Bryars & Adams (1999) were the first to report the presence of two distinct forms of P. pelagicus found sympatrically in Darwin, northern Australia. One form is widely distributed all over Australia and the other was restricted to waters around Darwin. The former taxon was referred to as “ P. pelagicus ” and the latter, “ Portunus species ”. The two populations occur sympatrically in Darwin, but with differing ratios of catch abundance from two localities. From their observations, individuals of “ Portunus sp. ” were generally smaller in overall size than “ P. pelagicus ”, with the ninth epibranchial spines longer (relative to the carapace) and more curved. Some differences in dorsal pigmentation between the two forms were also observed. Additionally, they reported the existence of hybrids based on allozyme data. We checked the specimens referred by Bryars & Adams (1999) as Portunus sp. and confirmed that they are P. pelagicus as defined in the present study. The species widely distributed around Australia that they referred to as “ P. pelagicus ” is P. armatus . Interestingly, the specimen that was described as a hybrid between the two species resembled both P. armatus and P. pelagicus : there are small sharp spines in the median part of the anterior margin and four teeth along the posterior margin of the merus of the cheliped. However, the specimen was heavily parasitized by Sacculina , altering the overall shape of the abdominal segments. Based on allozyme results and our examinations, we agree with their conclusions. Klunbuga et al. (2007) reported genetic heterogeneity in P. pelagicus populations collected off Thai waters. As sites chosen were within the Gulf of Thailand and along the coast of the Andaman sea, it is likely that both P. pelagicus and P. reticulatus were analysed in the study. We were unable to confirm this as specimens analysed in their study were not deposited in any zoological collection.

Habitat. – Found in shallow sandy/muddy to sea grass lagoons and estuaries, brackish waters to a depth of 40 m ( Ng, 1998).

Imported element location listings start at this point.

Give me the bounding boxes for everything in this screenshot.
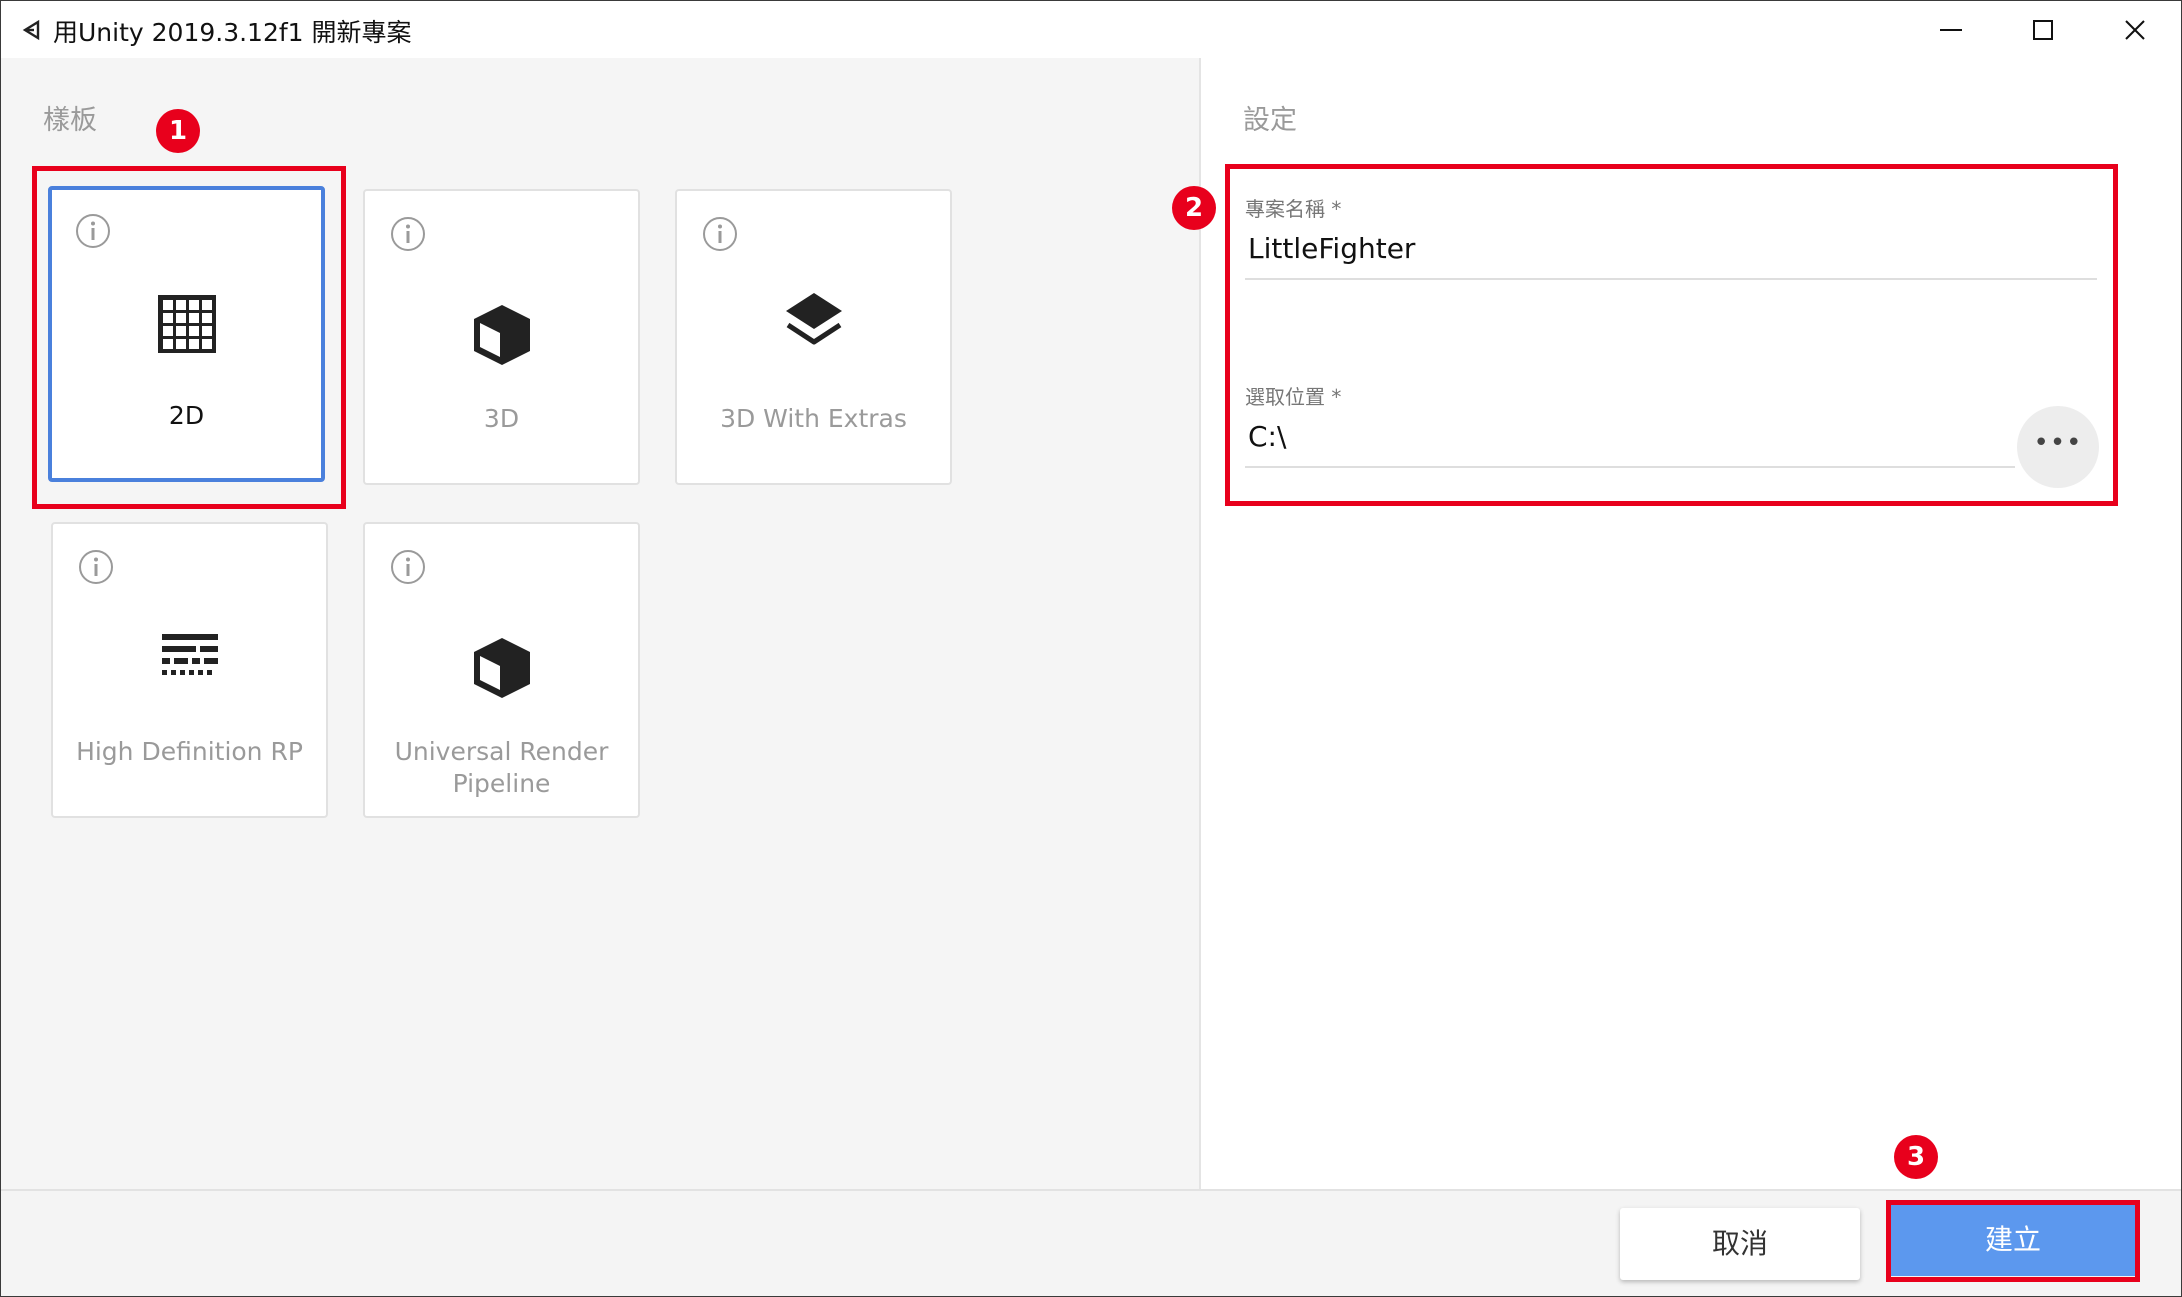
footer-bar: 取消 建立 (1, 1189, 2181, 1296)
grid-icon (52, 294, 321, 358)
template-label: 3D With Extras (720, 404, 907, 433)
title-bar: 用Unity 2019.3.12f1 開新專案 (1, 1, 2181, 58)
info-icon[interactable] (389, 548, 427, 586)
unity-new-project-window: 用Unity 2019.3.12f1 開新專案 樣板 2D 3D 3D With… (0, 0, 2182, 1297)
cube-icon (365, 303, 638, 371)
create-button[interactable]: 建立 (1891, 1204, 2135, 1276)
maximize-icon (2033, 20, 2053, 40)
settings-heading: 設定 (1243, 105, 1297, 136)
more-icon: ••• (2033, 428, 2083, 458)
template-label: 3D (483, 404, 520, 433)
cancel-button[interactable]: 取消 (1620, 1208, 1860, 1280)
template-label: 2D (168, 401, 205, 430)
location-input[interactable]: C:\ (1248, 420, 1286, 453)
close-button[interactable] (2089, 1, 2181, 58)
project-name-underline (1245, 278, 2097, 280)
location-underline (1245, 466, 2015, 468)
settings-panel: 設定 專案名稱 * LittleFighter 選取位置 * C:\ ••• (1201, 58, 2181, 1189)
annotation-badge: 3 (1894, 1135, 1938, 1179)
template-card-3d-with-extras[interactable]: 3D With Extras (675, 189, 952, 485)
window-title: 用Unity 2019.3.12f1 開新專案 (53, 18, 412, 47)
project-name-input[interactable]: LittleFighter (1248, 232, 1415, 265)
close-icon (2125, 20, 2145, 40)
info-icon[interactable] (74, 212, 112, 250)
info-icon[interactable] (77, 548, 115, 586)
annotation-badge: 1 (156, 109, 200, 153)
info-icon[interactable] (701, 215, 739, 253)
browse-button[interactable]: ••• (2017, 406, 2099, 488)
template-card-high-definition-rp[interactable]: High Definition RP (51, 522, 328, 818)
location-label: 選取位置 * (1245, 385, 1342, 409)
annotation-badge: 2 (1172, 186, 1216, 230)
template-label: High Definition RP (76, 737, 303, 766)
maximize-button[interactable] (1997, 1, 2089, 58)
layers-icon (677, 291, 950, 355)
template-card-3d[interactable]: 3D (363, 189, 640, 485)
cube-icon (365, 636, 638, 704)
template-card-2d[interactable]: 2D (48, 186, 325, 482)
templates-panel: 樣板 2D 3D 3D With Extras High Definition … (1, 58, 1201, 1189)
templates-heading: 樣板 (43, 105, 97, 136)
unity-logo-icon (22, 19, 40, 41)
project-name-label: 專案名稱 * (1245, 197, 1342, 221)
minimize-button[interactable] (1905, 1, 1997, 58)
minimize-icon (1940, 29, 1962, 31)
template-label: Universal Render Pipeline (394, 737, 609, 798)
hdrp-icon (53, 634, 326, 688)
template-card-universal-render-pipeline[interactable]: Universal Render Pipeline (363, 522, 640, 818)
info-icon[interactable] (389, 215, 427, 253)
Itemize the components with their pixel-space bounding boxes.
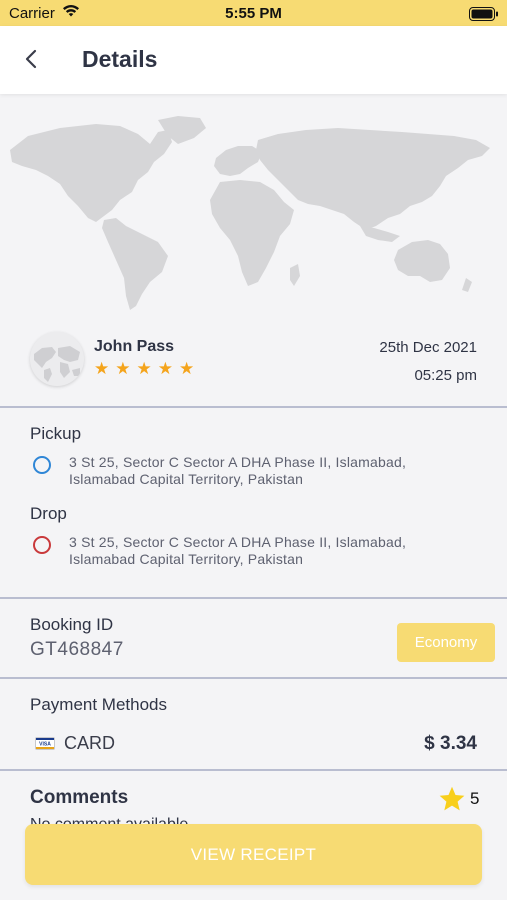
world-map bbox=[8, 110, 500, 315]
drop-address-line: Islamabad Capital Territory, Pakistan bbox=[69, 551, 304, 567]
battery-icon bbox=[469, 7, 499, 26]
star-icon: ★ bbox=[115, 359, 131, 378]
drop-address: 3 St 25, Sector C Sector A DHA Phase II,… bbox=[69, 534, 459, 568]
clock: 5:55 PM bbox=[225, 5, 282, 22]
payment-method-value: CARD bbox=[64, 733, 116, 753]
navigation-bar: Details bbox=[0, 26, 507, 94]
ride-type-badge[interactable]: Economy bbox=[397, 623, 495, 662]
star-icon: ★ bbox=[179, 359, 195, 378]
driver-name: John Pass bbox=[94, 338, 175, 355]
divider bbox=[0, 769, 507, 771]
status-bar: Carrier 5:55 PM bbox=[0, 0, 507, 26]
driver-rating-stars: ★ ★ ★ ★ ★ bbox=[94, 360, 194, 377]
star-icon: ★ bbox=[157, 359, 173, 378]
pickup-label: Pickup bbox=[30, 424, 82, 443]
visa-card-icon: VISA bbox=[35, 737, 55, 750]
view-receipt-button[interactable]: VIEW RECEIPT bbox=[25, 824, 482, 885]
chevron-left-icon[interactable] bbox=[20, 47, 44, 71]
rating-value: 5 bbox=[470, 789, 480, 808]
star-icon: ★ bbox=[136, 359, 152, 378]
booking-id-value: GT468847 bbox=[30, 639, 124, 660]
pickup-address-line: Islamabad Capital Territory, Pakistan bbox=[69, 471, 304, 487]
star-icon bbox=[438, 785, 466, 813]
drop-address-line: 3 St 25, Sector C Sector A DHA Phase II,… bbox=[69, 534, 407, 550]
drop-label: Drop bbox=[30, 504, 67, 523]
fare-amount: $ 3.34 bbox=[424, 733, 477, 754]
comments-title: Comments bbox=[30, 787, 129, 808]
pickup-marker-icon bbox=[33, 456, 51, 474]
pickup-address: 3 St 25, Sector C Sector A DHA Phase II,… bbox=[69, 454, 459, 488]
trip-date: 25th Dec 2021 bbox=[379, 339, 477, 356]
card-brand-label: VISA bbox=[39, 742, 51, 748]
booking-id-label: Booking ID bbox=[30, 615, 114, 634]
payment-methods-label: Payment Methods bbox=[30, 695, 168, 714]
divider bbox=[0, 677, 507, 679]
drop-marker-icon bbox=[33, 536, 51, 554]
divider bbox=[0, 597, 507, 599]
page-title: Details bbox=[82, 46, 158, 72]
pickup-address-line: 3 St 25, Sector C Sector A DHA Phase II,… bbox=[69, 454, 407, 470]
star-icon: ★ bbox=[94, 359, 110, 378]
avatar[interactable] bbox=[30, 332, 84, 386]
trip-time: 05:25 pm bbox=[414, 367, 477, 384]
divider bbox=[0, 406, 507, 408]
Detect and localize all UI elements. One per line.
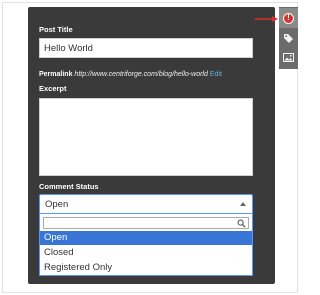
permalink-label: Permalink (39, 71, 73, 78)
tag-icon (284, 34, 293, 43)
excerpt-label: Excerpt (39, 84, 67, 93)
option-closed[interactable]: Closed (40, 246, 252, 260)
dropdown-search-input[interactable] (43, 217, 249, 229)
comment-status-dropdown: Open Closed Registered Only (39, 214, 253, 276)
post-title-input[interactable]: Hello World (39, 38, 253, 58)
alert-icon (283, 13, 294, 24)
caret-up-icon (240, 202, 246, 206)
option-registered-only[interactable]: Registered Only (40, 261, 252, 275)
pointer-arrow-icon (255, 16, 278, 22)
search-icon (237, 219, 246, 228)
side-toolbar (279, 7, 298, 69)
image-icon (283, 53, 294, 62)
comment-status-value: Open (45, 199, 69, 210)
comment-status-select[interactable]: Open (39, 194, 253, 214)
comment-status-label: Comment Status (39, 182, 99, 191)
image-button[interactable] (279, 48, 298, 68)
option-open[interactable]: Open (40, 231, 252, 245)
permalink-edit-link[interactable]: Edit (210, 71, 222, 78)
alert-button[interactable] (279, 8, 298, 28)
excerpt-textarea[interactable] (39, 98, 253, 176)
tag-button[interactable] (279, 28, 298, 48)
post-title-label: Post Title (39, 25, 73, 34)
permalink-url: http://www.centriforge.com/blog/hello-wo… (74, 71, 208, 78)
permalink-row: Permalink http://www.centriforge.com/blo… (39, 70, 222, 80)
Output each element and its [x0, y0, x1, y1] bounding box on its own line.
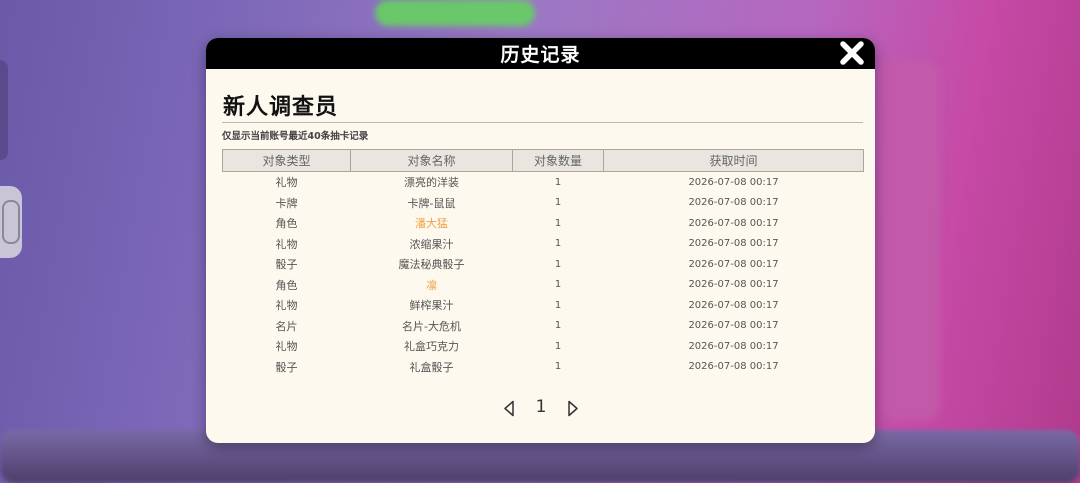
cell-count: 1	[554, 258, 562, 270]
close-button[interactable]	[839, 40, 865, 66]
table-row: 卡牌 卡牌-鼠鼠 1 2026-07-08 00:17	[223, 193, 864, 214]
dialog-title: 历史记录	[500, 44, 581, 66]
cell-count: 1	[554, 361, 562, 373]
cell-name: 浓缩果汁	[409, 237, 454, 251]
cell-time: 2026-07-08 00:17	[688, 197, 779, 209]
cell-name: 卡牌-鼠鼠	[407, 196, 456, 210]
table-row: 礼物 鲜榨果汁 1 2026-07-08 00:17	[223, 295, 864, 316]
table-row: 骰子 礼盒骰子 1 2026-07-08 00:17	[223, 357, 864, 378]
table-row: 礼物 漂亮的洋装 1 2026-07-08 00:17	[223, 172, 864, 193]
table-row: 礼物 礼盒巧克力 1 2026-07-08 00:17	[223, 336, 864, 357]
table-row: 名片 名片-大危机 1 2026-07-08 00:17	[223, 316, 864, 337]
cell-count: 1	[554, 176, 562, 188]
table-row: 骰子 魔法秘典骰子 1 2026-07-08 00:17	[223, 254, 864, 275]
table-row: 礼物 浓缩果汁 1 2026-07-08 00:17	[223, 234, 864, 255]
cell-name: 礼盒巧克力	[404, 340, 459, 354]
history-table: 对象类型 对象名称 对象数量 获取时间 礼物 漂亮的洋装 1 2026-07-08 0…	[222, 149, 864, 377]
cell-time: 2026-07-08 00:17	[688, 361, 779, 373]
column-header: 对象数量	[512, 149, 604, 172]
cell-count: 1	[554, 340, 562, 352]
cell-type: 骰子	[275, 258, 298, 272]
cell-time: 2026-07-08 00:17	[688, 299, 779, 311]
column-header: 对象类型	[222, 149, 351, 172]
cell-type: 礼物	[275, 176, 298, 190]
cell-count: 1	[554, 320, 562, 332]
cell-type: 礼物	[275, 237, 298, 251]
cell-name: 凛	[426, 278, 437, 292]
pagination: 1	[501, 397, 581, 419]
page-title: 新人调查员	[223, 95, 339, 120]
divider	[222, 122, 863, 123]
background-right-panel	[880, 60, 940, 420]
cell-name: 魔法秘典骰子	[398, 258, 465, 272]
table-header-row: 对象类型 对象名称 对象数量 获取时间	[222, 149, 864, 172]
cell-count: 1	[554, 217, 562, 229]
column-header: 对象名称	[350, 149, 513, 172]
background-game-element	[375, 0, 535, 26]
close-icon	[840, 41, 864, 65]
cell-time: 2026-07-08 00:17	[688, 217, 779, 229]
cell-type: 骰子	[275, 360, 298, 374]
cell-count: 1	[554, 238, 562, 250]
record-note: 仅显示当前账号最近40条抽卡记录	[222, 131, 369, 142]
cell-count: 1	[554, 197, 562, 209]
cell-name: 漂亮的洋装	[404, 176, 459, 190]
cell-time: 2026-07-08 00:17	[688, 238, 779, 250]
cell-time: 2026-07-08 00:17	[688, 320, 779, 332]
cell-time: 2026-07-08 00:17	[688, 258, 779, 270]
cell-name: 名片-大危机	[402, 319, 461, 333]
cell-type: 礼物	[275, 299, 298, 313]
cell-time: 2026-07-08 00:17	[688, 176, 779, 188]
cell-name: 礼盒骰子	[409, 360, 454, 374]
history-dialog: 历史记录 新人调查员 仅显示当前账号最近40条抽卡记录 对象类型 对象名称 对象…	[206, 38, 875, 443]
next-page-button[interactable]	[567, 400, 579, 417]
table-row: 角色 凛 1 2026-07-08 00:17	[223, 275, 864, 296]
cell-type: 角色	[275, 278, 298, 292]
cell-type: 名片	[275, 319, 298, 333]
background-side-button	[0, 186, 22, 258]
cell-type: 礼物	[275, 340, 298, 354]
table-body: 礼物 漂亮的洋装 1 2026-07-08 00:17 卡牌 卡牌-鼠鼠 1 2026-07-…	[223, 172, 864, 378]
cell-name: 鲜榨果汁	[409, 299, 454, 313]
cell-time: 2026-07-08 00:17	[688, 340, 779, 352]
column-header: 获取时间	[603, 149, 864, 172]
cell-type: 卡牌	[275, 196, 298, 210]
table-row: 角色 潘大猛 1 2026-07-08 00:17	[223, 213, 864, 234]
cell-count: 1	[554, 279, 562, 291]
background-side-panel	[0, 60, 8, 160]
cell-time: 2026-07-08 00:17	[688, 279, 779, 291]
triangle-right-icon	[568, 400, 578, 417]
cell-count: 1	[554, 299, 562, 311]
cell-type: 角色	[275, 217, 298, 231]
dialog-titlebar: 历史记录	[206, 38, 875, 69]
cell-name: 潘大猛	[415, 217, 448, 231]
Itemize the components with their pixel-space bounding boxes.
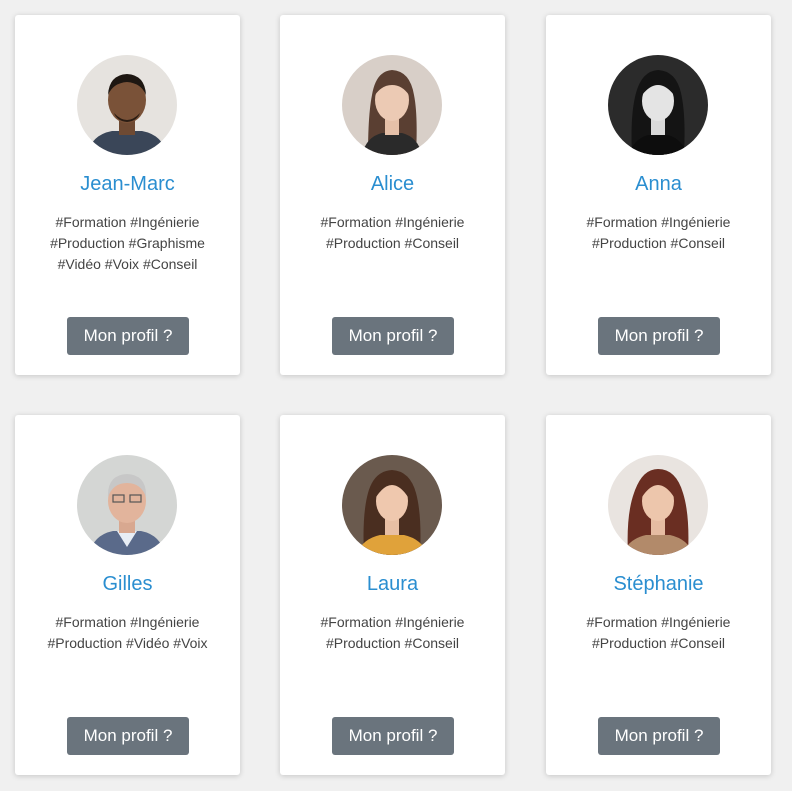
profile-tags: #Formation #Ingénierie #Production #Cons… xyxy=(290,212,495,254)
tag-line: #Formation #Ingénierie xyxy=(320,614,465,630)
tag-line: #Production #Conseil xyxy=(591,635,726,651)
profile-name: Alice xyxy=(370,173,415,195)
profile-name: Stéphanie xyxy=(613,573,704,595)
tag-line: #Production #Conseil xyxy=(591,235,726,251)
profile-card-jean-marc: Jean-Marc #Formation #Ingénierie #Produc… xyxy=(15,15,240,375)
profile-button[interactable]: Mon profil ? xyxy=(598,717,720,755)
tag-line: #Production #Graphisme xyxy=(50,235,205,251)
tag-line: #Formation #Ingénierie xyxy=(55,214,200,230)
profile-card-alice: Alice #Formation #Ingénierie #Production… xyxy=(280,15,505,375)
avatar-photo xyxy=(342,455,442,555)
profile-tags: #Formation #Ingénierie #Production #Vidé… xyxy=(25,612,230,654)
avatar-photo xyxy=(77,55,177,155)
tag-line: #Production #Vidéo #Voix xyxy=(47,635,208,651)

Distribution. – This species has the widest distribution of all four species in the complex. It has been recorded from China, Japan (Okinawa and Kyushu), Korea, Philippines, Indonesia, and westwards to at least the straits of Malacca ( Davie, 2002). There is evidence of hybridisation between P. pelagicus and P. reticulatus in the Bay of Bengal and the Andaman Sea based on COI data, but it is not known exactly where this hybridisation zone is (see general discussion). Based on our examination of material used by Bryars & Adams (1999), P. pelagicus is also present in the Northern Territory, Australia, and as mentioned, there is also some indication of occasional hybrids with P. armatus . Regrettably, attempts to collect fresh material of both species in the Northern Territory were not successful. As discussed, records of “ Portunus pelagicus ” from Hawaii and Tahiti are considered highly doubtful.